I read it with a smile in my face. About time! CMDBs are being pushed more and more by the big vendors even though success stories are scarce and there have been hundreds of painful failures. Moreover, in the “successful” cases, what´s normally deployed is not a CMDB but something else. Yet, as the vendors call anything “CMDB,” they get away with it.
England is right: if it doesn’t contain services, and the relationships of the entities to the services, it is not a CMDB. Relationships are the hard part, typically the part that is done “at the end.” (It never gets done.)
Now vendors are announcing their automated tools for application dependency discovery. While automated discovery may help (we use it in some projects, too), everybody is overselling it. People are in for a painful awakening when they discover that autodiscovery did not discover what isn’t autodiscoverable. To put it in England´s words: “by definition a service is a business concept, not a physical instance of anything.”

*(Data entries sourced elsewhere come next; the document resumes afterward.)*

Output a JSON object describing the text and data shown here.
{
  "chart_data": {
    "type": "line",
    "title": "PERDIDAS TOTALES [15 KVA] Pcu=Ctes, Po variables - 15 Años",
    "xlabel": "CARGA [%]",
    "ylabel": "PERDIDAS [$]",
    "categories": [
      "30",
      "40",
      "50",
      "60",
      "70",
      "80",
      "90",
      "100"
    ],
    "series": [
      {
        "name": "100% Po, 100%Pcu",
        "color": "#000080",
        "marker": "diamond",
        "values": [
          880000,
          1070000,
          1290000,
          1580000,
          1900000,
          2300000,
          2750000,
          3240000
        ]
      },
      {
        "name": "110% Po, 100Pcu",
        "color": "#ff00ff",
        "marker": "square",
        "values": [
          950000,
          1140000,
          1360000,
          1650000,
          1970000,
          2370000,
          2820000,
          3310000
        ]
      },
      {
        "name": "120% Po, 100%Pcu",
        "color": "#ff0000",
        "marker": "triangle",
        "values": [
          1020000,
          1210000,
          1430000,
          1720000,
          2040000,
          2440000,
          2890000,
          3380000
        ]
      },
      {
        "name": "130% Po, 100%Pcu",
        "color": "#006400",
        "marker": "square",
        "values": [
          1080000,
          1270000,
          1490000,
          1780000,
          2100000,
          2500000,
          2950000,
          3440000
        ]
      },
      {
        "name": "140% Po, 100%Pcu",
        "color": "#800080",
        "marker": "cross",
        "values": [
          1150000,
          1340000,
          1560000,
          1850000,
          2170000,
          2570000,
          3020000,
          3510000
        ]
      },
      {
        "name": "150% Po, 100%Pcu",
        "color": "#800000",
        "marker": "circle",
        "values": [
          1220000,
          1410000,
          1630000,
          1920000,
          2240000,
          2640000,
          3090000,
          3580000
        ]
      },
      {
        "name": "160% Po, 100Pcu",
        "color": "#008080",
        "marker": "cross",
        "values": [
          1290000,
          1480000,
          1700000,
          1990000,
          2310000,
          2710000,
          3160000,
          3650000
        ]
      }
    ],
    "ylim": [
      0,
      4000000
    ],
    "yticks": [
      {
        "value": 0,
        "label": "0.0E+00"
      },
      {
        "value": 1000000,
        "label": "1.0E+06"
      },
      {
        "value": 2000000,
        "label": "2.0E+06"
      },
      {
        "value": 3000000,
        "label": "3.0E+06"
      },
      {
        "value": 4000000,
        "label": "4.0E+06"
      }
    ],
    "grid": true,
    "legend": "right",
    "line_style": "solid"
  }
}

Even Gartner is saying these days that if you try to pass your event data through a CMDB (where typically, you´ve even autodiscovered the size of the socks you´re wearing), everything will crumble and die, something that is not even mentioned in the article. That’s why an agile Real-Time Service Model (RTSM) can be your friend to model services, to perform service-oriented Availability and Incident Management and proper Continual Service Improvement. And remember, you need not meddle with a CMDB to enjoy an RTSM.
Please repeat after me: CMDBs are not a “best practice.” CMDBs are not a “best practice.” CMDBs are not a “best practice.”(If you are curious, read this, or buy England’s book here (digital) or here.)
“The total cost of ownership of a CMDB is immense,” England concludes. I guess that he is trying to tell us that it´s expensive. He says that probably only 5% of all companies can justify one.
It´s good to have fellow ITIL practitioners who can see that the Emperor has no clothes. What do you think?